Dried grass and musical expression—the making of an oboe reed
The reed
Without a reed there is no oboe.
The idea is deliciously simple. Take a piece of dried grass, scrape it so it is thin enough to vibrate, fold it in half over and you have a source of sound for an oboe.
The fragility of processed cane. When this material begins to vibrate as a finished reed, a musical universe opens. I am constantly astounded...
All our energy, all our expression, our entire musical lives, go through that little gap found between the two blades of the reed...
The task
It is Monday morning.
In the cool air of the early day, I walk into the workshop and immediately see the tube cane waiting quietly, gently calling me. I feel a sense of anticipation, an acute awareness of all the creative decisions that lie ahead of me. It is both exciting and foreboding all at once. That juxtaposition is curiously integral to the task of making a reed. The two constantly interplay against each other and drive the process inexorable forward.
I am standing in front of a stash of some three hundred small tubes of dried grass—arundo donnax—each between ten to fifteen centimetres long, a single centimetre across. If I were to just glance at them, they all look the same. On closer inspection, they are all subtly different—different in texture, in colour, in the surface patterns, in their thickness. A modest piece of golden-hued, slightly speckled tube cane gets my attention. It holds a quiet promise—that this will morph into a sweet sounding, warmly resonating reed. The journey has begun. Perhaps that step is the most important—choosing the piece from the myriad of other pieces.
I now take the chosen tube and split it in three down it’s length before studying each of the three pieces looking for straightness and evenness. I reluctantly reject the two that are uneven, only one looks straight enough to make a reed.
My pace quickens now, in quick succession I remove the pith from the inside of the piece of golden dried grass on one machine—the ‘pre-gouger’—then scrape away the remaining excess cane with another tool—the ‘gouger’. Then I jump over to the shaping machine through which the piece of cane—getting more diminutive now—takes on more of the recognisable shape of a finished reed. These machines are costly, precision-made, and utterly gorgeous. They are a joy to work with.
I have done this a dozen times and now put the group of shaped and gouged pieces into some water to soften. Only then will they withstand the force—without splitting—of being pulled into shape by nylon thread around the small brass tubes.
With crossed fingers, with hope, I begin to tie the little piece of grass onto the brass tube—less than five centimetres long.

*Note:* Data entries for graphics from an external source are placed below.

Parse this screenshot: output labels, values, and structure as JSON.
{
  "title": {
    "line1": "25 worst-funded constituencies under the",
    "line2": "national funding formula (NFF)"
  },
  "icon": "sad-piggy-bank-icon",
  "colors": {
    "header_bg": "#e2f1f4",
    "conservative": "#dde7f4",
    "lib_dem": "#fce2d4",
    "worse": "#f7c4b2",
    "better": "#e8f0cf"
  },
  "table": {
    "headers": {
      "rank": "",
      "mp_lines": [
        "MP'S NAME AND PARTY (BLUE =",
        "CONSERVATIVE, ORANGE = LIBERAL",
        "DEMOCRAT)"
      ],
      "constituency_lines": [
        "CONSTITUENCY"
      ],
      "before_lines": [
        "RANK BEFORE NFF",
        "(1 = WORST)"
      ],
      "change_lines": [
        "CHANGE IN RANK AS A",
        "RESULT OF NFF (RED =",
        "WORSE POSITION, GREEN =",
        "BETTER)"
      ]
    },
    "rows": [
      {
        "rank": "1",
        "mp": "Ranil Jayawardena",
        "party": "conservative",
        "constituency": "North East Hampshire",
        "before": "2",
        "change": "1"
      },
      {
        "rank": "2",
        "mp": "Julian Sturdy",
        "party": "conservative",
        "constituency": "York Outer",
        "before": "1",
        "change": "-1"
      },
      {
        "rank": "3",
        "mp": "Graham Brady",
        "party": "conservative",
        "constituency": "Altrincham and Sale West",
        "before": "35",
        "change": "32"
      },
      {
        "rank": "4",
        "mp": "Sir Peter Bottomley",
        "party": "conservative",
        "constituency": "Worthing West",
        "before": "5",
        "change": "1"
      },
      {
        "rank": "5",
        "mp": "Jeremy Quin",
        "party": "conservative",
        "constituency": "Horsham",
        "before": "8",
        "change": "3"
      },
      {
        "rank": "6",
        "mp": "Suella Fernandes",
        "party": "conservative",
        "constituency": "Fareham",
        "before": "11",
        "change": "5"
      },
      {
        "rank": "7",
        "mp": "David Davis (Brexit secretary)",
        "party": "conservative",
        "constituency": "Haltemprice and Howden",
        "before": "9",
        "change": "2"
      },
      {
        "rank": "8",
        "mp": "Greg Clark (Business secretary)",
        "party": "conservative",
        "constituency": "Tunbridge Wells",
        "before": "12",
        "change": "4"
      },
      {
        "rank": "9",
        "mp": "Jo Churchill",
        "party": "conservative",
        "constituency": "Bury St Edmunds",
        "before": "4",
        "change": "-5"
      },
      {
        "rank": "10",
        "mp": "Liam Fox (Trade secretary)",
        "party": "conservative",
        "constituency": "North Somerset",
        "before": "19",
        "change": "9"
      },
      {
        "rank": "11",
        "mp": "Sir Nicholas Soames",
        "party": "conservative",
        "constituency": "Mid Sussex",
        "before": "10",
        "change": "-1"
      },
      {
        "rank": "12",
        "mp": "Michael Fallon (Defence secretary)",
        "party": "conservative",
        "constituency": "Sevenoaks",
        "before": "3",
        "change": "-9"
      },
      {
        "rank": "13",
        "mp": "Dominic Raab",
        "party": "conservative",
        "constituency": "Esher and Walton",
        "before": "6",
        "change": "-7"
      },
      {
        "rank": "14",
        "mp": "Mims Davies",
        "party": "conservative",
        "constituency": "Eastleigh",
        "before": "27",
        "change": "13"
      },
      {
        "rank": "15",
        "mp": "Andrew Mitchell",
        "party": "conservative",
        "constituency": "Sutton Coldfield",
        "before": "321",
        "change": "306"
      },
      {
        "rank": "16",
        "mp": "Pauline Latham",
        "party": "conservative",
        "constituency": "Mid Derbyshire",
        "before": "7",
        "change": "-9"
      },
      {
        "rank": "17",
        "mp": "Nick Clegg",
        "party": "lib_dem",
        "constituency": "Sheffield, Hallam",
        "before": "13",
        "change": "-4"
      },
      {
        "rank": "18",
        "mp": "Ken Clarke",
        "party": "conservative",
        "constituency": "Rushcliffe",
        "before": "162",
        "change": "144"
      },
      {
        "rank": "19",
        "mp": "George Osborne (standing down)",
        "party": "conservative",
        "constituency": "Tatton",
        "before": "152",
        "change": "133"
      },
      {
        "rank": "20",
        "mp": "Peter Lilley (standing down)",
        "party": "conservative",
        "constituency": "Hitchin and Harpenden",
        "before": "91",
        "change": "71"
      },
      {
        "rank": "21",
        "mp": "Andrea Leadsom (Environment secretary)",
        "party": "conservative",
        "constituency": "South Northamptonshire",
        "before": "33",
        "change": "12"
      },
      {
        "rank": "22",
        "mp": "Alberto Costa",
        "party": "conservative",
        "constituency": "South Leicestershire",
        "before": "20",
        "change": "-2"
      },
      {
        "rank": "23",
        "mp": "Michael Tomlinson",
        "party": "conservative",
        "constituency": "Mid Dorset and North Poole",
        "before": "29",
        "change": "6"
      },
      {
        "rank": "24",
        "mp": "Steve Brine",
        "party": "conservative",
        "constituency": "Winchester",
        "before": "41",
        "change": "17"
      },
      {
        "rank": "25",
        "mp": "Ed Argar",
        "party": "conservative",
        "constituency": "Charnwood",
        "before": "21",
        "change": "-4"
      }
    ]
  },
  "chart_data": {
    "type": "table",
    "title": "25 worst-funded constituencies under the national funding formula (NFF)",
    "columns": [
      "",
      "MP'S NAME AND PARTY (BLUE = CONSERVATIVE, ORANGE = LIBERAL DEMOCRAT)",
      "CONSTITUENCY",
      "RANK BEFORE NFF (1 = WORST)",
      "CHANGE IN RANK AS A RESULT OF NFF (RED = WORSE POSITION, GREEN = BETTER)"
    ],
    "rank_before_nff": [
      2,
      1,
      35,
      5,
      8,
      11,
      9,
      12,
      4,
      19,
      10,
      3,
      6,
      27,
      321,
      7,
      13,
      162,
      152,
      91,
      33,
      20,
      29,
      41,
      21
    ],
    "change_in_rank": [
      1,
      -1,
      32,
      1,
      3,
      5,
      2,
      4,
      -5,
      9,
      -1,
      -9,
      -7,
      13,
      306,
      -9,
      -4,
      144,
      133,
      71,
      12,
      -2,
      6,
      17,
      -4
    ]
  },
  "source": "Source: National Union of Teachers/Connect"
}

With all the care in the world, the cane can still split under the pressure of the thread, as it persuades the grass into a new, more rounded shape.
Relief. The cane doesn’t split. I relax as I let it air-dry for several days, before scraping (‘profiling’) the reed thin enough that it vibrates into life.
I feel excited, expectant, as I profile the reed. I also need to be patient, as I do it twice or three times, with at least a day in between.
Finally the reed begins to sing. The long journey, spanning at least a week, if not two, ends. Yet it’s musical journey has now just begun. The reed now will utter the musical ideas of the greatest composers—Mahler, Mozart, Brahms, Tchaikovsky to an audience unaware of the creative task that has already occurred.
Yes, the idea is deliciously simple. Yet the execution is long and fraught. It’s all about freeing the life-giving vibrations inherent in the piece of cane, and then to let the oboe and the oboist sing. For that we all give thanks.